Judges Ray, Rowe, and M.K. Thomas concurred in issuing the 20-page opinion in a case known as McDaniels v. Florida, issued from the First District Court of Appeals for the State of Florida.
The court’s opening statement couldn’t be more encouraging in its understanding of and support of civil liberties enshrined in the Constitution:
Florida law generally makes it a crime for an ordinary, law-abiding, adult citizen to carry a firearm openly in public. Stanley Victor McDaniels was convicted under that law, and he now appeals. He contends that this open carry ban is incompatible with the Second Amendment’s guarantee of the right to bear arms. Guided by the Constitution’s text and this Nation’s historical tradition of firearm regulation, we agree. We therefore declare the law unconstitutional, vacate McDaniels’s conviction, and reverse his sentence.
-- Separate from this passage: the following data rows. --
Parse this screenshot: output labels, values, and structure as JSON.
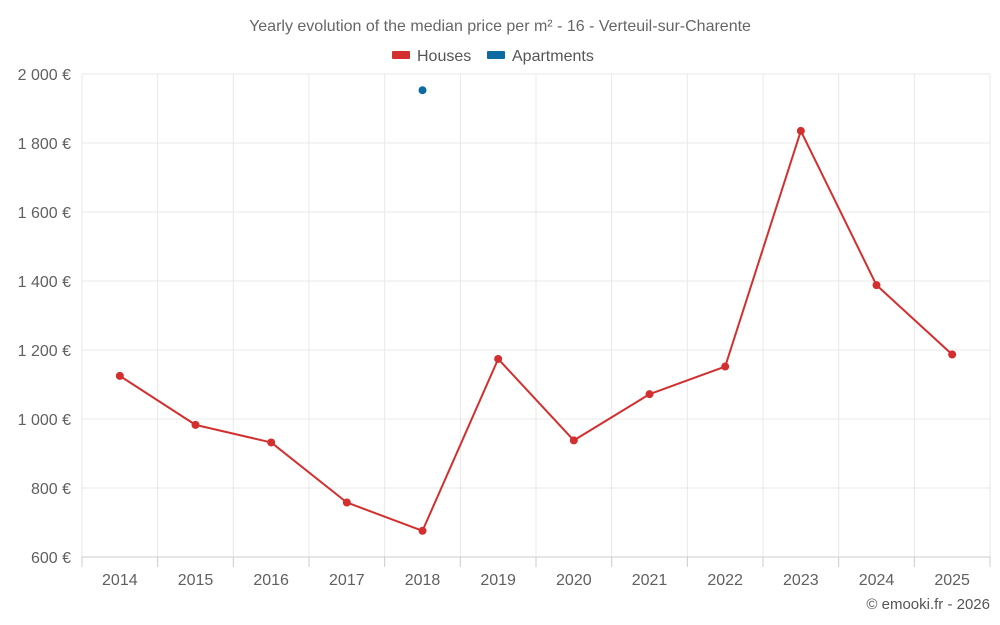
{
  "chart_data": {
    "type": "line",
    "title": "Yearly evolution of the median price per m² - 16 - Verteuil-sur-Charente",
    "categories": [
      "2014",
      "2015",
      "2016",
      "2017",
      "2018",
      "2019",
      "2020",
      "2021",
      "2022",
      "2023",
      "2024",
      "2025"
    ],
    "series": [
      {
        "name": "Houses",
        "color": "#d32f2f",
        "values": [
          1125,
          983,
          932,
          758,
          676,
          1174,
          938,
          1072,
          1152,
          1835,
          1388,
          1187
        ]
      },
      {
        "name": "Apartments",
        "color": "#0b6aa2",
        "values": [
          null,
          null,
          null,
          null,
          1953,
          null,
          null,
          null,
          null,
          null,
          null,
          null
        ]
      }
    ],
    "ylim": [
      600,
      2000
    ],
    "yticks": [
      600,
      800,
      1000,
      1200,
      1400,
      1600,
      1800,
      2000
    ],
    "ytick_labels": [
      "600 €",
      "800 €",
      "1 000 €",
      "1 200 €",
      "1 400 €",
      "1 600 €",
      "1 800 €",
      "2 000 €"
    ],
    "grid": true,
    "legend_position": "top-center",
    "credit": "© emooki.fr - 2026"
  }
}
This case was no accident, and every citizen in Florida owes their gratitude to the deliberate actions of plaintiff, Stanley Victor McDaniels. The court neatly summarized how it came to be:
On the Fourth of July 2022, McDaniels stood at a major intersection in downtown Pensacola. He held a copy of the United States Constitution in one hand and was waving at vehicles that drove by with his other hand. He also had a loaded handgun tucked inside his pants using an inside-the-waistband holster. The holstered firearm was visible to anyone who passed by, but McDaniels was not threatening anyone. He had also set up a camera on a tripod to record his activity. When law enforcement officers arrived at the scene several hours later, McDaniels was cooperative. He explained that he wanted to take this case to the supreme court.
Encouragingly, the court also recognized in its decision that there can be no application of interest balancing in deciding Second Amendment issues, writing, “As will be explained below, the shift from the deferential, means-end analysis employed in Norman to Bruen‘s text-history-tradition framework is dispositive for present purposes.”
The court applies the Bruen test, throws out the state’s irrelevant analogues and concludes, “No historical tradition supports Florida’s Open Carry Ban.”
Although Florida passed permitless carry in April of 2023, the law expressly prohibited open carry, and the state has remained a hotbed of anti-Second Amendment activity. For example, Florida mandates a three-day waiting period to take possession of a firearm after a sale (currently being challenged), and bans gun ownership for adults under 21 years of age (also being challenged).
“As a member of the Florida House of Representatives, I fought for four years in Tallahassee for Open Carry—only to see my gun bills blocked by fake Republicans—thank you to Florida’s 1st District Court of Appeal for standing up for liberty while the Legislature failed,” said Anthony Sabatini, Lake County Commissioner, and former State Representative, in a statement on X.